El Jable’s wonderful harvest doesn’t end here. Visit one of the traditional Canarian restaurants and order one of the dishes based on pumpkin, papas crías (considered the truffles of the desert), onion, or even watermelon or melon and you will understand why El Jable is one of the island’s best kept treasures.
Pipit, houbara bustard and stone curlew are the three winged residents of El Jable’s Special Protection Area for birds (SPA). If you are an ornithology enthusiast, pack your binoculars because in this semi-desert steppe ecosystem you’ll be able to observe these species, the first two of which are endemic.
The houbara bears the name of bustard, but the fact is, it’s not a bustard at all, but the species Chlamydotis undulata. You’ll have to pay close attention to spot it because, despite its large size, the Canarian houbara bustard flits about the territory in the open field and its rare appearances are a here again, gone again experience.
Berthelot’s pipit (Anthus berthelotii) is a relative of the common pipit, although as distant a relative as two and a half million years of solitary evolution will allow.
A visit to the Batateros
And, in the heart of the island, the welcoming village of San Bartolomé stands proudly, embodying the philosophy of the quiet life of the interior of Lanzarote. Its inhabitants are affectionately known as Batateros, guardians of the jable crops. A visit to the Tanit Ethnographic Museum is a must if you want to soak up the ancestral culture that is still alive on the island.
If you’re someone who likes to know a little more about the places you visit, San Bartolomé offers an almost inexhaustible supply of historical testimonies: José María Gil’s gofio mill, the Casa Ajei or the Casa Mayor Guerra, which was the governor’s house during Lanzarote’s se˚ñorial past.
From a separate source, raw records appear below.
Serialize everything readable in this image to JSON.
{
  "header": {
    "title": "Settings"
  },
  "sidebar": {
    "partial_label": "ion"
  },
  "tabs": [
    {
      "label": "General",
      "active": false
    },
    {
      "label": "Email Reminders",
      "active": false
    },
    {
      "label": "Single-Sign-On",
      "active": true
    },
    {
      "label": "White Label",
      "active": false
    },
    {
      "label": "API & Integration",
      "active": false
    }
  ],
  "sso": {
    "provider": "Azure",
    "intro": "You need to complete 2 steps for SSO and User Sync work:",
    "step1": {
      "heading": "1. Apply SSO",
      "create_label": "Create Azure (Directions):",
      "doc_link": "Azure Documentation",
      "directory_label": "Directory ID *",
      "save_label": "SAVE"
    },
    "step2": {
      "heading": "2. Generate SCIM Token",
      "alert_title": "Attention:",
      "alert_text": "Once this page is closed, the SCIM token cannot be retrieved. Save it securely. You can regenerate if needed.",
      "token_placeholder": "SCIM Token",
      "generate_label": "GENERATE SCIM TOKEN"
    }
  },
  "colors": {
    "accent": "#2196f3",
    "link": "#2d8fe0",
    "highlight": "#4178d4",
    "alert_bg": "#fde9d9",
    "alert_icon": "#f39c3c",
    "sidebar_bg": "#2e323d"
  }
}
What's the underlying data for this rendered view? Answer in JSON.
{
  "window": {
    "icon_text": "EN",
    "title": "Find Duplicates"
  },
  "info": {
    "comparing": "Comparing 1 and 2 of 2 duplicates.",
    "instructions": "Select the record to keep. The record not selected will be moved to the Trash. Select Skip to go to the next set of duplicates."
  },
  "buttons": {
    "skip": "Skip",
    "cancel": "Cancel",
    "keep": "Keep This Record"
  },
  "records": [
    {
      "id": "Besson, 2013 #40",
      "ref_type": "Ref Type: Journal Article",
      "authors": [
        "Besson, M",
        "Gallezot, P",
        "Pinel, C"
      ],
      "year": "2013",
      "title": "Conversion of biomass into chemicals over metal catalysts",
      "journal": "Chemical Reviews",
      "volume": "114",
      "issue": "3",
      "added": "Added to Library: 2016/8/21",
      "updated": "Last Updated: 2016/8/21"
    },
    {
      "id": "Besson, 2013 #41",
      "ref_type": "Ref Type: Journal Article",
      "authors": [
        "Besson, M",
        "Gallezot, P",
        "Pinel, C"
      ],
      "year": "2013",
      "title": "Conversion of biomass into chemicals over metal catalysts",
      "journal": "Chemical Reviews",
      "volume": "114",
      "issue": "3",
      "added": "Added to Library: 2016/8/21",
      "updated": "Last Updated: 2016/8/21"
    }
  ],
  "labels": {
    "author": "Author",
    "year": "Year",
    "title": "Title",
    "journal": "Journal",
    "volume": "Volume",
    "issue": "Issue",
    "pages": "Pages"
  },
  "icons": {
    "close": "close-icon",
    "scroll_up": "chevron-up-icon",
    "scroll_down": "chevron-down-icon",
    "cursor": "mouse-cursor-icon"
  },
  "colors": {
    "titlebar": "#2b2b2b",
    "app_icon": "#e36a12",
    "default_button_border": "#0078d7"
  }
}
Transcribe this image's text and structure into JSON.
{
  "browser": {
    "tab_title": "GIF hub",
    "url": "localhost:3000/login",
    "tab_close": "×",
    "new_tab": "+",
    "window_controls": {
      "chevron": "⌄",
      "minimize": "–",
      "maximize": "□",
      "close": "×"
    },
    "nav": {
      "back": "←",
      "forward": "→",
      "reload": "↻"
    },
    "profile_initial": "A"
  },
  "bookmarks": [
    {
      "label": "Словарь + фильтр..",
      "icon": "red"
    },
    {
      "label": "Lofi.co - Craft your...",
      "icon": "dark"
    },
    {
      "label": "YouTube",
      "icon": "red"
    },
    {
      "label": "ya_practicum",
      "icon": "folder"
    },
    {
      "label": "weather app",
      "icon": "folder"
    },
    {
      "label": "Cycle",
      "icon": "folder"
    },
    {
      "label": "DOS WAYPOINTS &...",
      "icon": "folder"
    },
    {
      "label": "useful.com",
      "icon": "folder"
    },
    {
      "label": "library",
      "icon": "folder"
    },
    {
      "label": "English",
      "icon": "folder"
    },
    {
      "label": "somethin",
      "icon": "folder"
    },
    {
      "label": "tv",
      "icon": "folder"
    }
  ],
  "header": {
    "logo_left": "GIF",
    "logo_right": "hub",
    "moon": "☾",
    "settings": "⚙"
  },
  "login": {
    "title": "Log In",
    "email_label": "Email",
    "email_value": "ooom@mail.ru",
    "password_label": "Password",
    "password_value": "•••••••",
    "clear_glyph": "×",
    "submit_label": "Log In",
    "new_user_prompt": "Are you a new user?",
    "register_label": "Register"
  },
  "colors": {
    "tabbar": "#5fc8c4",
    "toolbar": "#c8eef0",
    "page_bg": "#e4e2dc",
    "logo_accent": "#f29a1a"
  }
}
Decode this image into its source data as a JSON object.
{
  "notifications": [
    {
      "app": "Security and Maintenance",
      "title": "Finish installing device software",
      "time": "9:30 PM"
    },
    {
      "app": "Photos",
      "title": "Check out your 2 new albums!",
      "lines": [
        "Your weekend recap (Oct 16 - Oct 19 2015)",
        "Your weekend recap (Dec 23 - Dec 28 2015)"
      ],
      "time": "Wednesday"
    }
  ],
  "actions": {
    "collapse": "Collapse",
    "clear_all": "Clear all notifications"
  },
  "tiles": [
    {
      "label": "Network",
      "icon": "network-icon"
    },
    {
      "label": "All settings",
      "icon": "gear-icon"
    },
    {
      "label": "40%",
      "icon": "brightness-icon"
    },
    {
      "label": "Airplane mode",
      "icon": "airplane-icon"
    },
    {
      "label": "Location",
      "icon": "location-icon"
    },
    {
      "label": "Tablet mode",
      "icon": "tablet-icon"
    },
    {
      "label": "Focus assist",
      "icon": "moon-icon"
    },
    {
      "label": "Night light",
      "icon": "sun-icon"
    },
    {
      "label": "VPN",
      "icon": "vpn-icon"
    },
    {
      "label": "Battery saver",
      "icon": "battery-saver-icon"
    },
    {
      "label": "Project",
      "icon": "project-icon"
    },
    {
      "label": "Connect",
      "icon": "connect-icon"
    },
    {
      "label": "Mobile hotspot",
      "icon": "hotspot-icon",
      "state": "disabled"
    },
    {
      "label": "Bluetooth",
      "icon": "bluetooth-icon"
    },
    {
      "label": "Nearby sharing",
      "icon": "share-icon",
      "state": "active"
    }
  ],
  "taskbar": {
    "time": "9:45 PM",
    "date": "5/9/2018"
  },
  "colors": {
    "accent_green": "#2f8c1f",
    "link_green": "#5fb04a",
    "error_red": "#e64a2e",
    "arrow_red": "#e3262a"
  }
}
One last suggestion: before leaving the village, enjoy an enyesque (snack) under the flame tree on the terrace of the Plaza de la Iglesia, and take the opportunity to take a look at the billboard of the municipal theatre. The Batateros love the stage.
After so many emotions, you’ll want to take a little piece of El Jable home with you in your backpack. It’s hard to leave the love you’ve only just met. The good news is that the farmers bring their organic produce to the island’s markets.
In Lanzarote, we reserve Sundays for Teguise, which hosts the most important street market in the Canary Islands. Tinajo also holds a farmers’ market in Mancha Blanca, in front of the Los Dolores hermitage. On Saturdays, the craft market in Haría is a good excuse to get to know this beautiful village where César Manrique spent his last years.
In Arrecife, the Church of San Ginés serves as the setting for the Saturday morning farmers’ market, where we like to hang out with the locals in one of the small terraces and taverns in the seaside area. Naturally, San Bartolomé also holds a craft market on the first Sunday of the month.
Warning: you’ll be tempted to pick up wine, jams, sea salt, onions, Lanzarote lentils, aloe vera and more… But it would be better to go home without too much luggage and just come back to the island soon. We’ll be waiting for you here.